La déception des conseillers du prince

Philippe Aghion, Antoine Bozio, Philippe Marin et Jean Pisani-Ferry, économistes mainstream parmi les plus reconnus, qui avaient participé à la rédaction du programme du candidat Macron, publient, dans Le Monde daté du 11 décembre, une tribune dans laquelle ils se désolent de ne pas avoir été écoutés par le gouvernement. Quand la déception se combine avec l’hypocrisie...

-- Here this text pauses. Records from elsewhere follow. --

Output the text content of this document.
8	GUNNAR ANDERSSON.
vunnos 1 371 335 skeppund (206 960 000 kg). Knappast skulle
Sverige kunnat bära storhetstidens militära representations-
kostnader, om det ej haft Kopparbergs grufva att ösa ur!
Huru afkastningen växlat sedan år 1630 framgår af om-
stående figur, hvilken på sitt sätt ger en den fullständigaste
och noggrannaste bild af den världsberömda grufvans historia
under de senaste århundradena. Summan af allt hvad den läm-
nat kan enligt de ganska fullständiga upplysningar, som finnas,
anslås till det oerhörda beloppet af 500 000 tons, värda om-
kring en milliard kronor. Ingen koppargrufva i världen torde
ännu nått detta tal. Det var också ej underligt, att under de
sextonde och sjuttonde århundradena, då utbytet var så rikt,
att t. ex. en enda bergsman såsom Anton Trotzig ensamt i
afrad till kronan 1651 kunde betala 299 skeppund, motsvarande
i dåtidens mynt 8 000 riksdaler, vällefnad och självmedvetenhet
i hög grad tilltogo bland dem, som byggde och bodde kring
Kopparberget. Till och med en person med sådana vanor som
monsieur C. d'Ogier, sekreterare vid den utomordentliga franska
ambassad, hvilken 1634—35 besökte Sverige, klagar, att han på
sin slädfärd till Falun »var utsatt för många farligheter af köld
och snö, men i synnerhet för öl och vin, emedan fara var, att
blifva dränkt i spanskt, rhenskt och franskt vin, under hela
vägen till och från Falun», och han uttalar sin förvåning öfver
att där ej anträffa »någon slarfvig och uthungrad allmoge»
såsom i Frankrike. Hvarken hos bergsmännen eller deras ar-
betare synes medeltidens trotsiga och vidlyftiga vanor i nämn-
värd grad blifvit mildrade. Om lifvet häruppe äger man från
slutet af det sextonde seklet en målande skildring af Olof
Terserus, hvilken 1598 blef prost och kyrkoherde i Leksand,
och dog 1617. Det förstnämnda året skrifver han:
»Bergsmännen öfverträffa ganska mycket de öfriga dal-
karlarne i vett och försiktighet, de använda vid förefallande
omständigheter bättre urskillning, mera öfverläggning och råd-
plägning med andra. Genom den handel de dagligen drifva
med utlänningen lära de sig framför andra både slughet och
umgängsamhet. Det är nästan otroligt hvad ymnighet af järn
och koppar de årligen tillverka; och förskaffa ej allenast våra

Dans l’Antiquité, certains philosophes ambitionnaient le rôle de conseiller du prince. Depuis quelques décennies, capitalisme oblige, ce rôle est dévolu aux économistes. Ainsi, quatre économistes mainstream parmi les plus reconnus, qui avaient participé à la rédaction du programme du candidat Macron, publient, dans Le Monde daté du 11 décembre, une tribune dans laquelle ils se désolent de ne pas avoir été écoutés par le gouvernement. Ils se plaignent que la mise en place d’un régime unique par points ne se fasse pas dans sa pleine pureté « systémique »..

Ils pointent très justement la contradiction dans laquelle se noie le gouvernement : « Si la réforme est injuste ou anxiogène, les délais (pour l’appliquer) ne résoudront rien. Si comme nous le pensons, elle est socialement juste et économiquement efficace, pourquoi la retarder ? ». C’est le bon sens même. Mais cette réforme est-elle socialement juste et économiquement efficace ? C’est toute la question… Qu’en disent nos économistes ?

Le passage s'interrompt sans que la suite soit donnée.